组合数学

6 - Existence Problems

2019-10-23 14:00 CST
2020-01-02 00:52 CST
CC BY-NC 4.0

Circuit Complexity

Gates: $\wedge$, $\vee$ and $\neg$.

The complexity is defined by # of gates.

Theorem (Shannon 1949): There is a boolean function $f: \lbrace 0, 1 \rbrace^n \rightarrow \lbrace 0, 1 \rbrace$ which cannot be computed by any circuit with $\dfrac{2^n}{3n}$ gates.

Double Counting

  • A party of $n$ guests, the # of guests who shake hands an odd number of times is even.
  • The sum of degrees in a graph is twice the # of edges.
  • Corollary: # of odd-degree vertices is even.

Sperner’s Lemma

Divide a line ${\blue a}{\red b}$ into small segments, color each end point red or blue.

If $a$ and $b$ have different color, then there exists a small segment with different colors on two ends.

Divide a triangle ${\blue a}{\red b}{\green c}$ into small triangles (triangulation) and color each node red, blue or green (each triangle is 3-colored, each line is 2-colored).

Sperner’s Lemma (1928): For all properly colored triangulation of a triangle, there exists a tricolored small triangle.

Consider a dual graph, where

  • each triangle is a vertex, as well as the outer-space
  • add an edge if two triangles share a blue-red edge

Degree of triangle nodes:

  • ${\red R}{\green G}{\blue B}$: $1$
  • ${\red R}{\blue B}{\blue B}$ and ${\red R}{\blue B}{\blue B}$: $2$
  • other cases: 0

The degree of the outer-space node is odd (because ${\blue a}{\red b}$ has different colors, there are odd number of segments with different colors).

According to handshaking lemma, the # of odd-degree vertices is even, therefore # of ${\red R}{\green G}{\blue B}$ triangles must be even.

Pigeonhole Principle

If $> mn$ objects are partitioned into $n$ classes, then some class receives $> m$ objects.

Dirichlet’s Approximation

Theorem (Dirichlet 1879): Let $x$ be a irrational number.
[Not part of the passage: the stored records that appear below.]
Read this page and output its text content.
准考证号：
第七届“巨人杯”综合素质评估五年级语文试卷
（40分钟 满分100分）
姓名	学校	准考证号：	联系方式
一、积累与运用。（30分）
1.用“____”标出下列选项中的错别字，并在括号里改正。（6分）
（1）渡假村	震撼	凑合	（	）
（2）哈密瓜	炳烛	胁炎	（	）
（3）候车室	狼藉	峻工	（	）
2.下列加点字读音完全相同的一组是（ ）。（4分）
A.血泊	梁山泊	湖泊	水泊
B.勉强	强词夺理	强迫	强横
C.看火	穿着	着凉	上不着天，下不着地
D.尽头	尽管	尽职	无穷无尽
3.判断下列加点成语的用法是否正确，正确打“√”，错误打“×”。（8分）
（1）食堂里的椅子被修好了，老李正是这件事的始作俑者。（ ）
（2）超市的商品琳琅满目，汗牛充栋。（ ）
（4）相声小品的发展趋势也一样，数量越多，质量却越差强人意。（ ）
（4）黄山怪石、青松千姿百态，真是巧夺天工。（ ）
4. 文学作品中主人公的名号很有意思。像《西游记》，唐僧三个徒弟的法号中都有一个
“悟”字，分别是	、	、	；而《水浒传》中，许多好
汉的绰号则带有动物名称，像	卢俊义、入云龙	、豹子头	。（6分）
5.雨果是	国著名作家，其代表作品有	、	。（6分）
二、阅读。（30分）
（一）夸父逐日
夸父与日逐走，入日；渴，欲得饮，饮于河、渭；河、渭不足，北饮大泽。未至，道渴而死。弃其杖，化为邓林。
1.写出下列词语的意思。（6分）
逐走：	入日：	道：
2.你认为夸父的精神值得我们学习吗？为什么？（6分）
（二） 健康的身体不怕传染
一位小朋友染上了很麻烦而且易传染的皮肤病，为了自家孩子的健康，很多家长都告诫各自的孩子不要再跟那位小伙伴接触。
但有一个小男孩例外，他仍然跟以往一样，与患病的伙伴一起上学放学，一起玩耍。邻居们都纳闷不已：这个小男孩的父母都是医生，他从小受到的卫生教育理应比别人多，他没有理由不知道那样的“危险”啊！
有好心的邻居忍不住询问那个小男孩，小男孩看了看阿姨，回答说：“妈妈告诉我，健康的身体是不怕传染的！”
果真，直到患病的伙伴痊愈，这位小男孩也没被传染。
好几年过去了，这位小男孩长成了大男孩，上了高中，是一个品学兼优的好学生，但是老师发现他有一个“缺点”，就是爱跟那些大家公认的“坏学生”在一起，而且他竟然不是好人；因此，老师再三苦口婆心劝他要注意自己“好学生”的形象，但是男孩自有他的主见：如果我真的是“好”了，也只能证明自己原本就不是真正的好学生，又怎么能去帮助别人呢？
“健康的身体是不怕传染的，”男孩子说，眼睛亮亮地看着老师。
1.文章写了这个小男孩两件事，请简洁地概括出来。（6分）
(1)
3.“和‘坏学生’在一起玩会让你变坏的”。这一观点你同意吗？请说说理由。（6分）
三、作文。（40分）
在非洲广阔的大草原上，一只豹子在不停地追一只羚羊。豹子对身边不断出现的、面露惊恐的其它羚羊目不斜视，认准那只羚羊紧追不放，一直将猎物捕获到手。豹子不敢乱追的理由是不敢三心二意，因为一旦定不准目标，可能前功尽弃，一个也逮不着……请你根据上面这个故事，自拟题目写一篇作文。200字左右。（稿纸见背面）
For any natural number $n$, there is a rational number $\frac{p}{q}$ such that $1 \leqslant q \leqslant n$ and $$\left\vert x - \dfrac{p}{q} \right\vert < \dfrac{1}{nq}$$

  • fractional part: $\lbrace x \rbrace = x - \lfloor x \rfloor$
  • $(n+1)$ pigeons: $\lbrace kx \rbrace$ for $k = 1, \dots, n+1$
  • $n$ holes: $\left(0, \dfrac{1}{n}\right), \left(\dfrac{1}{n}, \dfrac{2}{n}\right), \dots, \left(\dfrac{n-1}{n}, 1\right)$

There exists $\lbrace ax \rbrace$ and $\lbrace bx \rbrace$ in the same hole, therefore

$$\vert (a-b) x - (\lfloor ax \rfloor - \lfloor bx \rfloor) \vert = \vert \lbrace ax \rbrace - \lbrace bx \rbrace \vert < \dfrac{1}{n}$$

Let $q = a-b$, $p = \lfloor ax \rfloor - \lfloor bx \rfloor$, we have

$$|qx-p| < \dfrac{1}{n} \Leftrightarrow \left\vert x - \dfrac{p}{q} \right\vert < \dfrac{1}{nq}$$

Other Existence Problems

  • forall $S \subseteq [2n]$ that $|S| > n$, there exists $a, b \in S$ such that $a \vert b$
    • consider sets of $2^km$ for different $k$
  • a sequence of $> mn$ different numbers must contain either an increasing subsequence of length $m+1$, or a decreasing subsequence of length $n+1$ (Erdos-Szekeres 1935)
    • define $x_i$ and $y_i$ as the length of longest increasing/decreasing subsequence ending/starting at $a_i$
    • $(x_i, y_i) \neq (x_j, y_j)$ if $i \neq j$ (why?)
    • $>mn$ pigeons, no way to put them into $mn$ holes